Meh... looks like my work is going to be swallowed up into a larger design doc... so if you guys are interested, I uploaded my draft proposal for a practical BGP in the DC design doc to my LinkedIn profile under my current position until it gets published. Once published I'll broadcast the URL. Let me know what you think (PM me if you don't know who I am).
Cool! Ill have a look when I get some time.
Thanks for sharing.
I would love to read it but I don't think I have anyone from here on LinkedIn (something I should probably change at some point).
Yeah - you should rectify that. It's small world and you never know when someone from the forum shows up in your neck of the woods.
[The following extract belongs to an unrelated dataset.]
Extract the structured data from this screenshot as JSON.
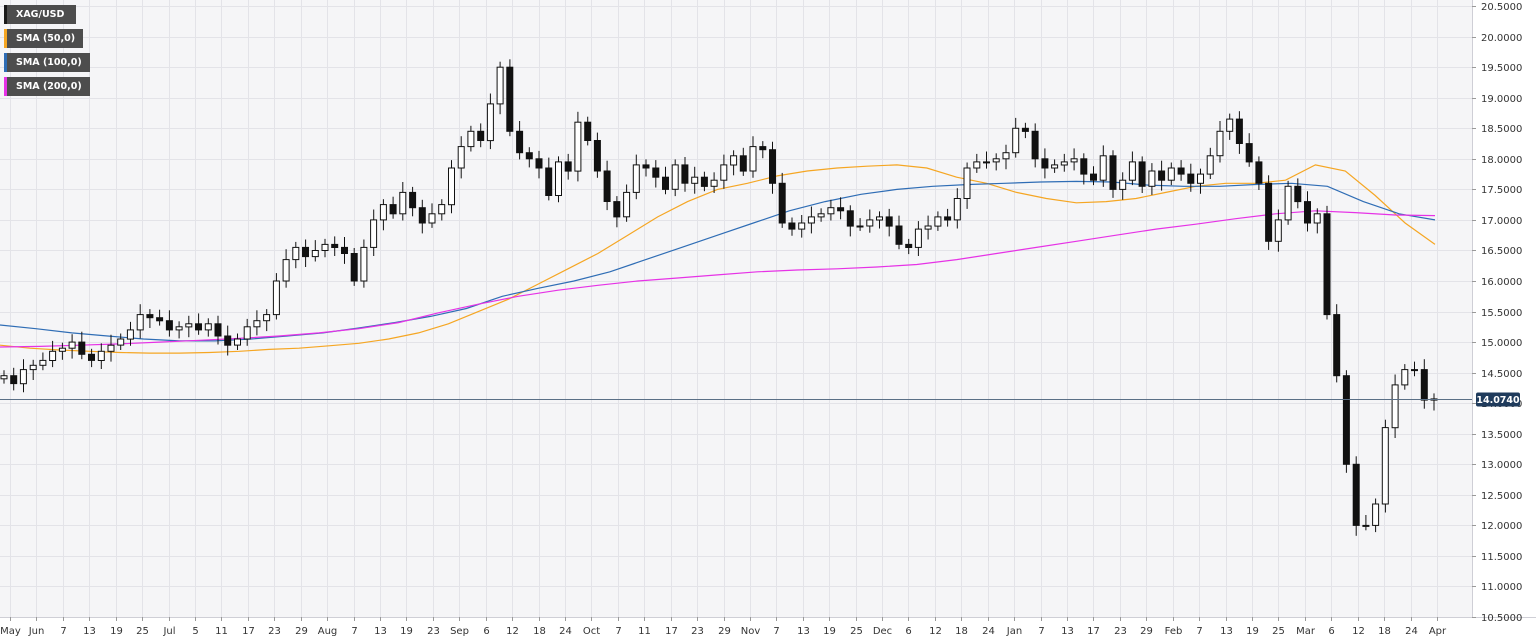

Just a little while ago... what.. four of us were able to get together and hang out?
Nice document. Only when you're talking about failover and reconvergence timers and BGP, I'd expect BFD to be mentioned somewhere. Did you forget it or is it not that interesting in this kind of design? If it's the latter, I'd like to know why. And I'm sure others do as well.
Quote from: Reggle on July 01, 2015, 03:21:03 PM
Nice document. Only when you're talking about failover and reconvergence timers and BGP, I'd expect BFD to be mentioned somewhere. Did you forget it or is it not that interesting in this kind of design? If it's the latter, I'd like to know why. And I'm sure others do as well.
Thanks! You probably missed it - it's in the section called "The Need for Fast Failure Detection" - last paragraph. I just didn't write a huge section on it.
Quote from: Nerm on July 01, 2015, 01:44:27 PM
I would love to read it but I don't think I have anyone from here on LinkedIn (something I should probably change at some point).
Don't tell me you missed the linkedin-circle-jerk thread aka the belkin thread of the year
Quote from: wintermute000 on July 01, 2015, 09:54:22 PM
Quote from: Nerm on July 01, 2015, 01:44:27 PM
I would love to read it but I don't think I have anyone from here on LinkedIn (something I should probably change at some point).
Don't tell me you missed the linkedin-circle-jerk thread aka the belkin thread of the year
lolwut
Quote from: AspiringNetworker on July 01, 2015, 10:08:08 PM
Quote from: wintermute000 on July 01, 2015, 09:54:22 PM
Quote from: Nerm on July 01, 2015, 01:44:27 PM
I would love to read it but I don't think I have anyone from here on LinkedIn (something I should probably change at some point).
Don't tell me you missed the linkedin-circle-jerk thread aka the belkin thread of the year
lolwut
another place, another time.
OK, time for another LinkedIn roundabout...
Petr Lapukhov presented a BGP Design for Data Center back in 2012 for NANOG when he was /w Microsoft.
Quote from: AnthonyC on July 04, 2015, 09:54:46 PM
Petr Lapukhov presented a BGP Design for Data Center back in 2012 for NANOG when he was /w Microsoft.
I love comments like these. What was the point of that?
Yes, Petr Lapukhov did present a BGP Design for the DC, and you apparently missed the fact one of my listed sources was the IETF Draft he collaborated on - if you even looked at my paper at all. Thanks though.
The point of this wasn't to say I created the design. It was to discuss the design in a practical manner, the whys, hows, etc. - and to teach myself and to share a little knowledge with others so they didn't go through the same pains I did.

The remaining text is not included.